What remains of the GOP is a party dominated by it's base of zealots who have been misled and emotionally inflamed. My main concern at this stage is that the Republicans don't drag the rest of the nation down with them as they are consumed. The country need for the GOP to gently implode rather than violently explode.
As we know only too well, zealots can be extremely dangerous. They want to believe what they want to believe, facts be damned. Closed minds such as that can't be reasoned with, as can be witnessed in our sparring with some of them here at TPM.
March 10, 2009 12:04 PM | Reply | Permalink
I very much consider myself a conservative--I have been one ever since I saw how liberals ran my home city, New York City, in the 1960s and 1970s.
But before you throw me out of here, I have something to say: The conservative movement, of which I was a part, has now turned inward. It is less concerned with attracting new adherents, than it is in remaining within its echo chamber of blogs and talk radio, its current adherents concentrated in a little group of remaining Red States. In a troubled time, reassurance from the echo chamber counts more than anything else.

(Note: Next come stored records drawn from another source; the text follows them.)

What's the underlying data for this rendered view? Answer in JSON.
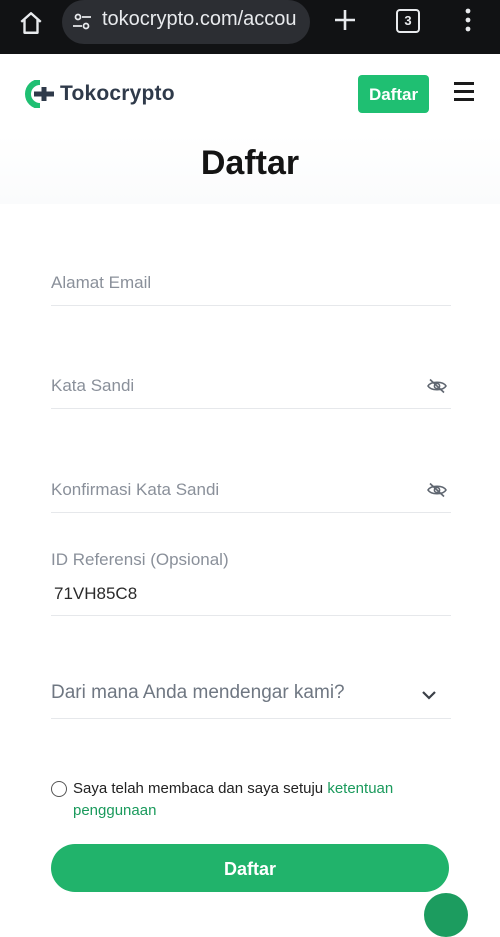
{
  "browser": {
    "url": "tokocrypto.com/accou",
    "tab_count": "3",
    "icons": [
      "home-icon",
      "site-settings-icon",
      "plus-icon",
      "tabs-icon",
      "more-vert-icon"
    ]
  },
  "header": {
    "brand": "Tokocrypto",
    "signup_button": "Daftar",
    "menu_icon": "hamburger-icon"
  },
  "page": {
    "title": "Daftar"
  },
  "form": {
    "email_placeholder": "Alamat Email",
    "password_placeholder": "Kata Sandi",
    "confirm_password_placeholder": "Konfirmasi Kata Sandi",
    "referral_label": "ID Referensi (Opsional)",
    "referral_value": "71VH85C8",
    "source_select": "Dari mana Anda mendengar kami?",
    "terms_text": "Saya telah membaca dan saya setuju ",
    "terms_link": "ketentuan penggunaan",
    "terms_checked": false,
    "submit_label": "Daftar"
  },
  "colors": {
    "brand_green": "#1fbf72",
    "link_green": "#1a9a5c",
    "browser_bg": "#111214"
  }
}
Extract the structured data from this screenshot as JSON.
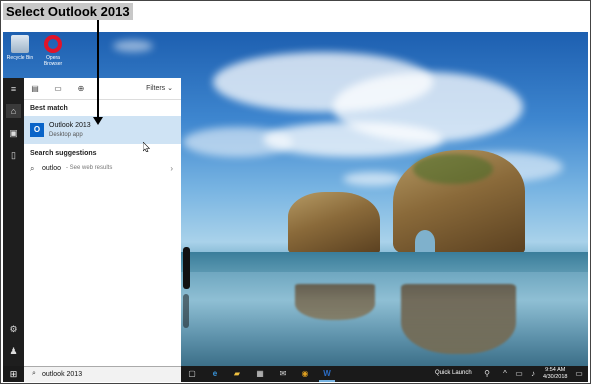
{
  "annotation": {
    "callout": "Select Outlook 2013"
  },
  "desktop_icons": [
    {
      "label": "Recycle Bin",
      "name": "recycle-bin-icon"
    },
    {
      "label": "Opera Browser",
      "name": "opera-icon"
    }
  ],
  "start_menu": {
    "rail_icons": [
      "hamburger-icon",
      "home-icon",
      "documents-icon",
      "phone-icon",
      "settings-icon",
      "person-icon"
    ],
    "toolbar_icons": [
      "apps-icon",
      "document-icon",
      "globe-icon"
    ],
    "filters_label": "Filters",
    "best_match_heading": "Best match",
    "best_match": {
      "title": "Outlook 2013",
      "subtitle": "Desktop app"
    },
    "suggestions_heading": "Search suggestions",
    "suggestion": {
      "query": "outloo",
      "hint": " - See web results"
    }
  },
  "taskbar": {
    "search_value": "outlook 2013",
    "quick_launch": "Quick Launch",
    "time": "9:54 AM",
    "date": "4/30/2018",
    "accent_color": "#78b4e2"
  }
}
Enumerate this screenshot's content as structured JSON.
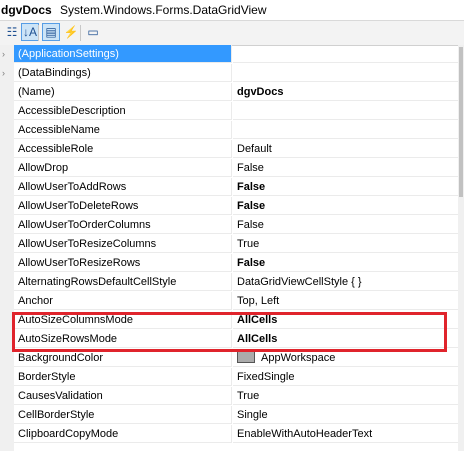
{
  "header": {
    "object_name": "dgvDocs",
    "object_type": "System.Windows.Forms.DataGridView"
  },
  "toolbar": {
    "buttons": [
      {
        "name": "categorized-button",
        "icon": "categorized-icon",
        "glyph": "☷"
      },
      {
        "name": "alphabetical-button",
        "icon": "alphabetical-sort-icon",
        "glyph": "↓A",
        "active": true
      },
      {
        "name": "properties-button",
        "icon": "properties-icon",
        "glyph": "▤",
        "active": true
      },
      {
        "name": "events-button",
        "icon": "lightning-events-icon",
        "glyph": "⚡"
      },
      {
        "name": "property-pages-button",
        "icon": "property-pages-icon",
        "glyph": "▭"
      }
    ]
  },
  "properties": [
    {
      "name": "(ApplicationSettings)",
      "value": "",
      "expandable": true,
      "selected": true
    },
    {
      "name": "(DataBindings)",
      "value": "",
      "expandable": true
    },
    {
      "name": "(Name)",
      "value": "dgvDocs",
      "bold": true
    },
    {
      "name": "AccessibleDescription",
      "value": ""
    },
    {
      "name": "AccessibleName",
      "value": ""
    },
    {
      "name": "AccessibleRole",
      "value": "Default"
    },
    {
      "name": "AllowDrop",
      "value": "False"
    },
    {
      "name": "AllowUserToAddRows",
      "value": "False",
      "bold": true
    },
    {
      "name": "AllowUserToDeleteRows",
      "value": "False",
      "bold": true
    },
    {
      "name": "AllowUserToOrderColumns",
      "value": "False"
    },
    {
      "name": "AllowUserToResizeColumns",
      "value": "True"
    },
    {
      "name": "AllowUserToResizeRows",
      "value": "False",
      "bold": true
    },
    {
      "name": "AlternatingRowsDefaultCellStyle",
      "value": "DataGridViewCellStyle { }"
    },
    {
      "name": "Anchor",
      "value": "Top, Left"
    },
    {
      "name": "AutoSizeColumnsMode",
      "value": "AllCells",
      "bold": true
    },
    {
      "name": "AutoSizeRowsMode",
      "value": "AllCells",
      "bold": true
    },
    {
      "name": "BackgroundColor",
      "value": "AppWorkspace",
      "swatch": "#ababab"
    },
    {
      "name": "BorderStyle",
      "value": "FixedSingle"
    },
    {
      "name": "CausesValidation",
      "value": "True"
    },
    {
      "name": "CellBorderStyle",
      "value": "Single"
    },
    {
      "name": "ClipboardCopyMode",
      "value": "EnableWithAutoHeaderText"
    }
  ],
  "highlight": {
    "color": "#e0242c",
    "rows": [
      "AutoSizeColumnsMode",
      "AutoSizeRowsMode"
    ]
  }
}
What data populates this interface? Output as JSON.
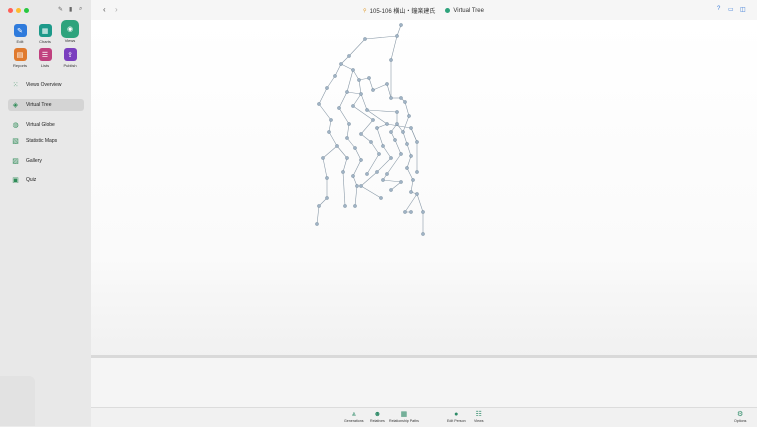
{
  "window": {
    "title_place": "105-106 横山・鐘楽建氏",
    "title_view": "Virtual Tree"
  },
  "toolbar": {
    "tools": [
      {
        "label": "Edit",
        "color": "#2f7bdc",
        "icon": "pencil-icon"
      },
      {
        "label": "Charts",
        "color": "#1d9a8a",
        "icon": "grid-icon"
      },
      {
        "label": "Views",
        "color": "#2ea37c",
        "icon": "eye-icon",
        "selected": true
      },
      {
        "label": "Reports",
        "color": "#e07a2e",
        "icon": "report-icon"
      },
      {
        "label": "Lists",
        "color": "#c0417f",
        "icon": "list-icon"
      },
      {
        "label": "Publish",
        "color": "#7b3fbf",
        "icon": "upload-icon"
      }
    ]
  },
  "sidebar": {
    "items": [
      {
        "label": "Views Overview",
        "icon": "grid-dots-icon"
      },
      {
        "label": "Virtual Tree",
        "icon": "cube-icon",
        "selected": true
      },
      {
        "label": "Virtual Globe",
        "icon": "globe-icon"
      },
      {
        "label": "Statistic Maps",
        "icon": "map-icon"
      },
      {
        "label": "Gallery",
        "icon": "picture-icon"
      },
      {
        "label": "Quiz",
        "icon": "quiz-icon"
      }
    ]
  },
  "bottombar": {
    "items": [
      {
        "label": "Generations",
        "icon": "generations-icon"
      },
      {
        "label": "Relatives",
        "icon": "relatives-icon"
      },
      {
        "label": "Relationship Paths",
        "icon": "paths-icon"
      },
      {
        "label": "Edit Person",
        "icon": "person-icon"
      },
      {
        "label": "Views",
        "icon": "views-icon"
      },
      {
        "label": "Options",
        "icon": "gear-icon"
      }
    ]
  },
  "colors": {
    "accent": "#2ea37c",
    "tree_line": "#8a9aa8",
    "tree_node": "#9fb2c4"
  }
}
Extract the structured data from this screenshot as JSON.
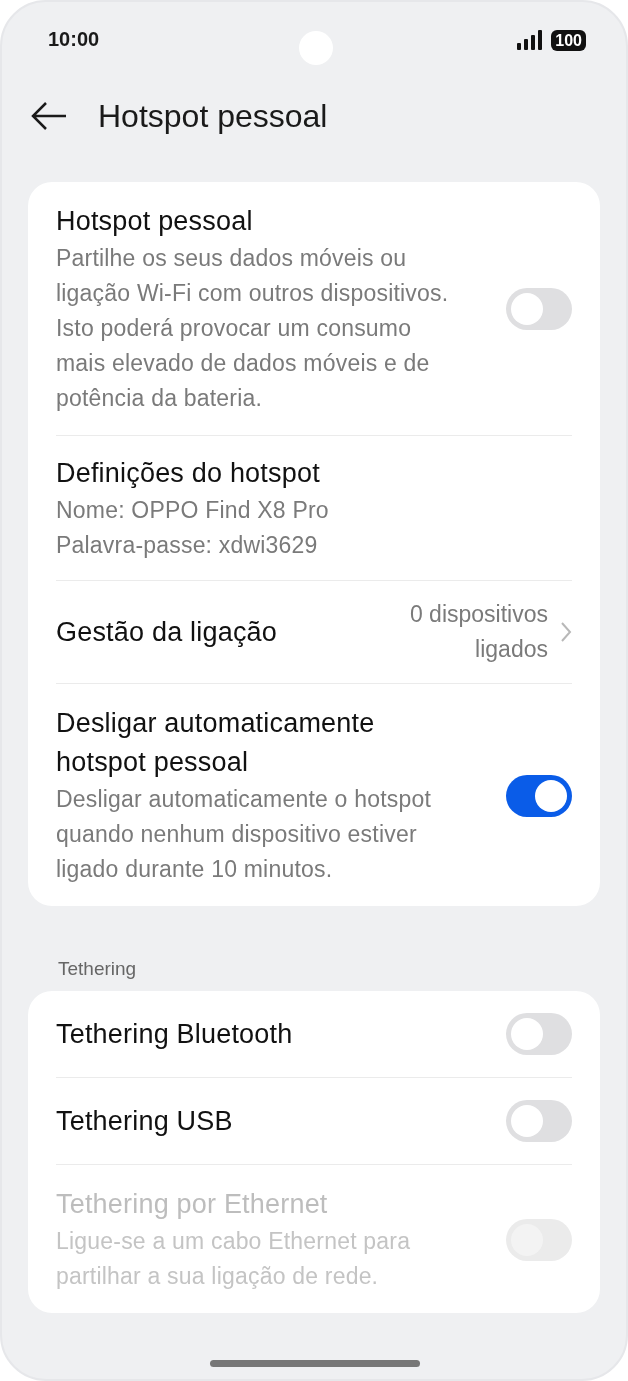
{
  "status_bar": {
    "time": "10:00",
    "battery": "100"
  },
  "header": {
    "title": "Hotspot pessoal"
  },
  "sections": [
    {
      "items": [
        {
          "kind": "toggle",
          "title": "Hotspot pessoal",
          "description": "Partilhe os seus dados móveis ou ligação Wi-Fi com outros dispositivos. Isto poderá provocar um consumo mais elevado de dados móveis e de potência da bateria.",
          "on": false,
          "disabled": false
        },
        {
          "kind": "info",
          "title": "Definições do hotspot",
          "lines": [
            "Nome: OPPO Find X8 Pro",
            "Palavra-passe: xdwi3629"
          ]
        },
        {
          "kind": "link",
          "title": "Gestão da ligação",
          "value": "0 dispositivos ligados"
        },
        {
          "kind": "toggle",
          "title": "Desligar automaticamente hotspot pessoal",
          "description": "Desligar automaticamente o hotspot quando nenhum dispositivo estiver ligado durante 10 minutos.",
          "on": true,
          "disabled": false
        }
      ]
    },
    {
      "label": "Tethering",
      "items": [
        {
          "kind": "toggle",
          "title": "Tethering Bluetooth",
          "on": false,
          "disabled": false
        },
        {
          "kind": "toggle",
          "title": "Tethering USB",
          "on": false,
          "disabled": false
        },
        {
          "kind": "toggle",
          "title": "Tethering por Ethernet",
          "description": "Ligue-se a um cabo Ethernet para partilhar a sua ligação de rede.",
          "on": false,
          "disabled": true
        }
      ]
    }
  ]
}
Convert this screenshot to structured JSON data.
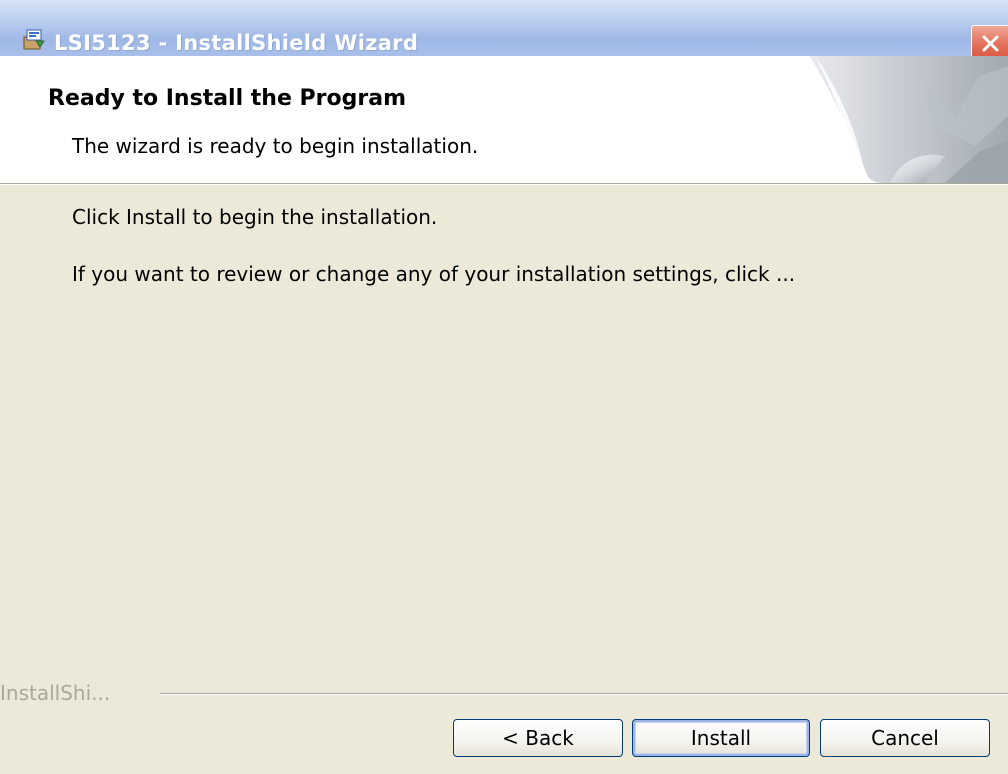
{
  "window": {
    "title": "LSI5123 - InstallShield Wizard",
    "icon": "installer-package-icon",
    "close_icon": "close-icon"
  },
  "banner": {
    "title": "Ready to Install the Program",
    "subtitle": "The wizard is ready to begin installation.",
    "graphic": "page-curl-graphic"
  },
  "body": {
    "line1": "Click Install to begin the installation.",
    "line2": "If you want to review or change any of your installation settings, click ..."
  },
  "footer": {
    "label": "InstallShi..."
  },
  "buttons": {
    "back": "< Back",
    "install": "Install",
    "cancel": "Cancel"
  },
  "colors": {
    "dialog_background": "#ece9d8",
    "title_bar": "#a9bfe9",
    "close_button": "#e4735f",
    "button_border": "#003c74",
    "disabled_text": "#aca899"
  }
}
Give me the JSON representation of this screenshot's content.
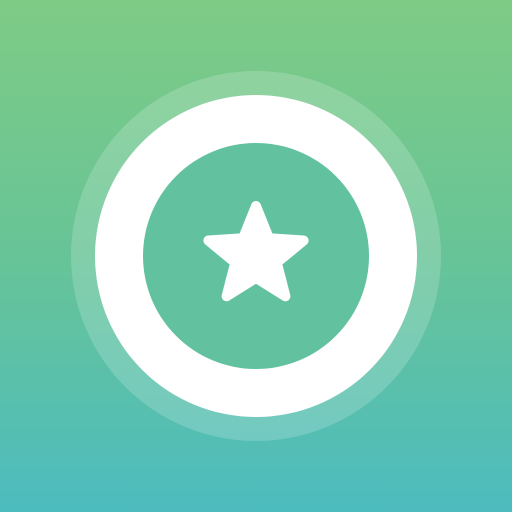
{
  "app_icon": {
    "icon_name": "star-in-ring-icon",
    "colors": {
      "background_top": "#7ecb85",
      "background_bottom": "#4dbcbf",
      "ring": "#ffffff",
      "halo": "#ffffff",
      "inner_disc": "#62c2a0",
      "star": "#ffffff"
    }
  }
}
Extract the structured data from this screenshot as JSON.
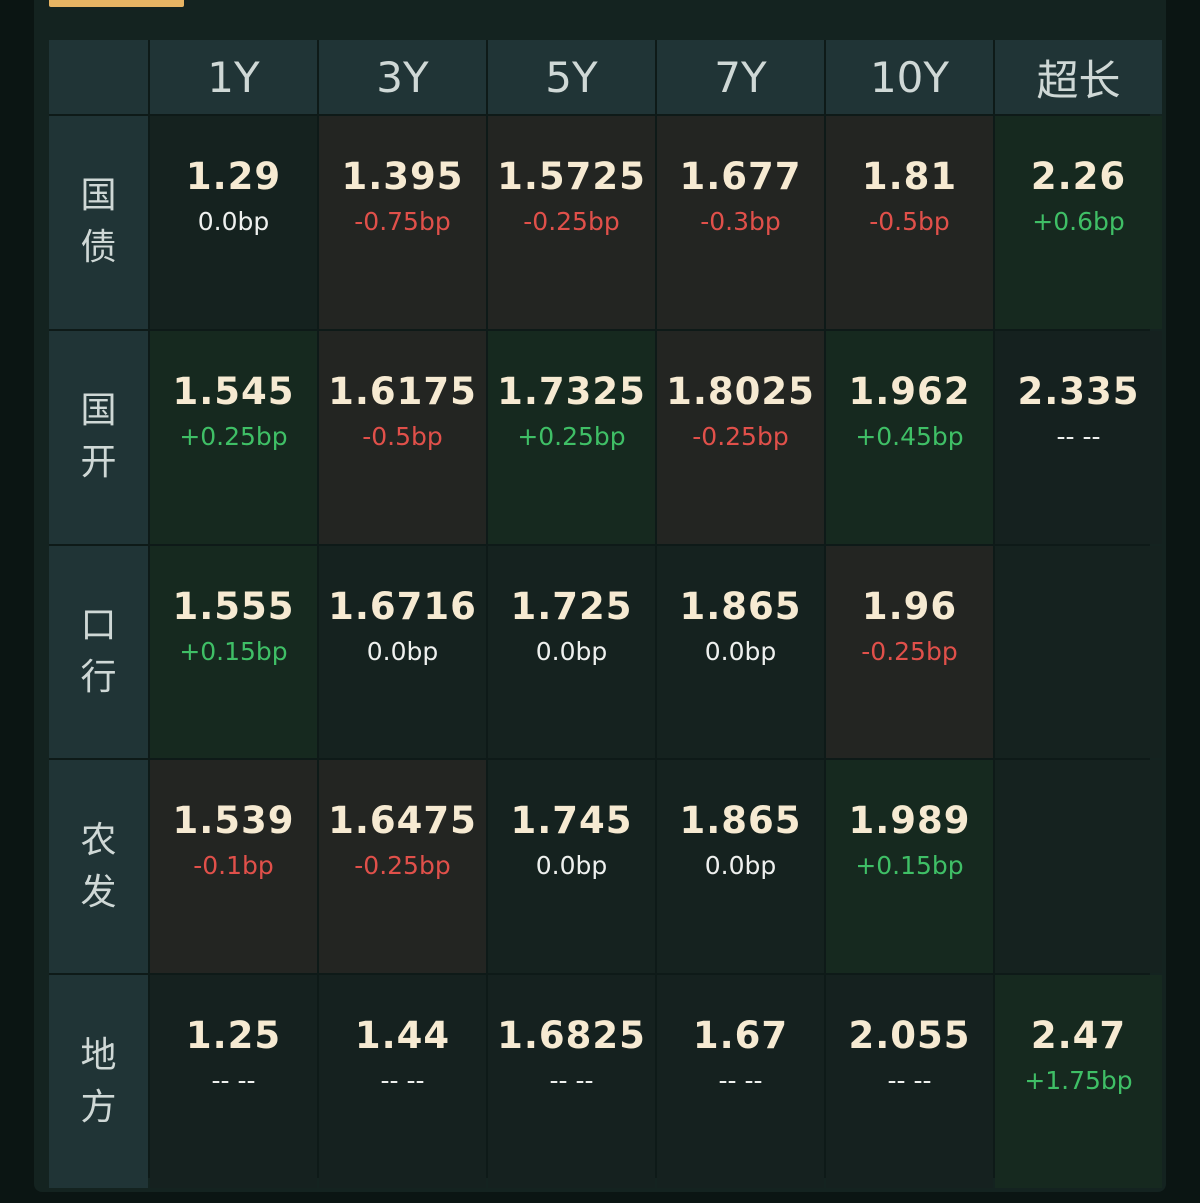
{
  "accent_color": "#e7b463",
  "colors": {
    "up": "#3fbf66",
    "down": "#e0504a",
    "flat": "#eef0ee",
    "value": "#f6ead2"
  },
  "columns": [
    "1Y",
    "3Y",
    "5Y",
    "7Y",
    "10Y",
    "超长"
  ],
  "rows": [
    {
      "label": [
        "国",
        "债"
      ],
      "cells": [
        {
          "value": "1.29",
          "change": "0.0bp",
          "trend": "flat"
        },
        {
          "value": "1.395",
          "change": "-0.75bp",
          "trend": "down"
        },
        {
          "value": "1.5725",
          "change": "-0.25bp",
          "trend": "down"
        },
        {
          "value": "1.677",
          "change": "-0.3bp",
          "trend": "down"
        },
        {
          "value": "1.81",
          "change": "-0.5bp",
          "trend": "down"
        },
        {
          "value": "2.26",
          "change": "+0.6bp",
          "trend": "up"
        }
      ]
    },
    {
      "label": [
        "国",
        "开"
      ],
      "cells": [
        {
          "value": "1.545",
          "change": "+0.25bp",
          "trend": "up"
        },
        {
          "value": "1.6175",
          "change": "-0.5bp",
          "trend": "down"
        },
        {
          "value": "1.7325",
          "change": "+0.25bp",
          "trend": "up"
        },
        {
          "value": "1.8025",
          "change": "-0.25bp",
          "trend": "down"
        },
        {
          "value": "1.962",
          "change": "+0.45bp",
          "trend": "up"
        },
        {
          "value": "2.335",
          "change": "-- --",
          "trend": "none"
        }
      ]
    },
    {
      "label": [
        "口",
        "行"
      ],
      "cells": [
        {
          "value": "1.555",
          "change": "+0.15bp",
          "trend": "up"
        },
        {
          "value": "1.6716",
          "change": "0.0bp",
          "trend": "flat"
        },
        {
          "value": "1.725",
          "change": "0.0bp",
          "trend": "flat"
        },
        {
          "value": "1.865",
          "change": "0.0bp",
          "trend": "flat"
        },
        {
          "value": "1.96",
          "change": "-0.25bp",
          "trend": "down"
        },
        {
          "value": "",
          "change": "",
          "trend": "empty"
        }
      ]
    },
    {
      "label": [
        "农",
        "发"
      ],
      "cells": [
        {
          "value": "1.539",
          "change": "-0.1bp",
          "trend": "down"
        },
        {
          "value": "1.6475",
          "change": "-0.25bp",
          "trend": "down"
        },
        {
          "value": "1.745",
          "change": "0.0bp",
          "trend": "flat"
        },
        {
          "value": "1.865",
          "change": "0.0bp",
          "trend": "flat"
        },
        {
          "value": "1.989",
          "change": "+0.15bp",
          "trend": "up"
        },
        {
          "value": "",
          "change": "",
          "trend": "empty"
        }
      ]
    },
    {
      "label": [
        "地",
        "方"
      ],
      "cells": [
        {
          "value": "1.25",
          "change": "-- --",
          "trend": "none"
        },
        {
          "value": "1.44",
          "change": "-- --",
          "trend": "none"
        },
        {
          "value": "1.6825",
          "change": "-- --",
          "trend": "none"
        },
        {
          "value": "1.67",
          "change": "-- --",
          "trend": "none"
        },
        {
          "value": "2.055",
          "change": "-- --",
          "trend": "none"
        },
        {
          "value": "2.47",
          "change": "+1.75bp",
          "trend": "up"
        }
      ]
    }
  ]
}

When I have asked these conservatives how THEY would attract voters in Purple and Blue States, I rarely got an answer. Finally, I did. They said they don't care if the GOP wins national elections anymore, as long as it continues to reflect their views. And on that note, I bid them goodbye. I'm now registered as an Independent.
Ok, I'm done. You can take my account and password away now, as all those right-wing blogs did. :-)
March 10, 2009 1:02 PM | Reply | Permalink
Speaking for myself, you are welcome here. Reason and rationality are always welcome. Open and honest consideration of alternate perspectives and differing analysis are critical components of the boiling down process which moves us closer to discovering "truth".
I don't believe that I'm always right. Far from it. Opinionated, yes, always right, no. I pray that I always remain open to the possibility that I may be wrong in my thinking, else I become a zealot. Just my two cents.
March 10, 2009 1:40 PM | Reply | Permalink
Insanity? I don't think so. I think we have groups in humanity that have decided blind spots.
One group states that they are following God to live right and expect the rest of us to fall into line. The higher the expectation that we sinful folk have to "fall into line", it seems to me the higher the likelihood that these folks are Republican.
Another group believes in social Darwinism and that everyone should rely on themselves and on no one else. Again, the higher this believe in self-reliance to the exclusion of the larger society, the higher the likelihood that these folks are Republican.
From my reading of history, it seems to me we've had these religious and aristocratic forces in play for quite some time. America is where we said "no" to them....but that doesn't mean that they have gone away. They are still with us.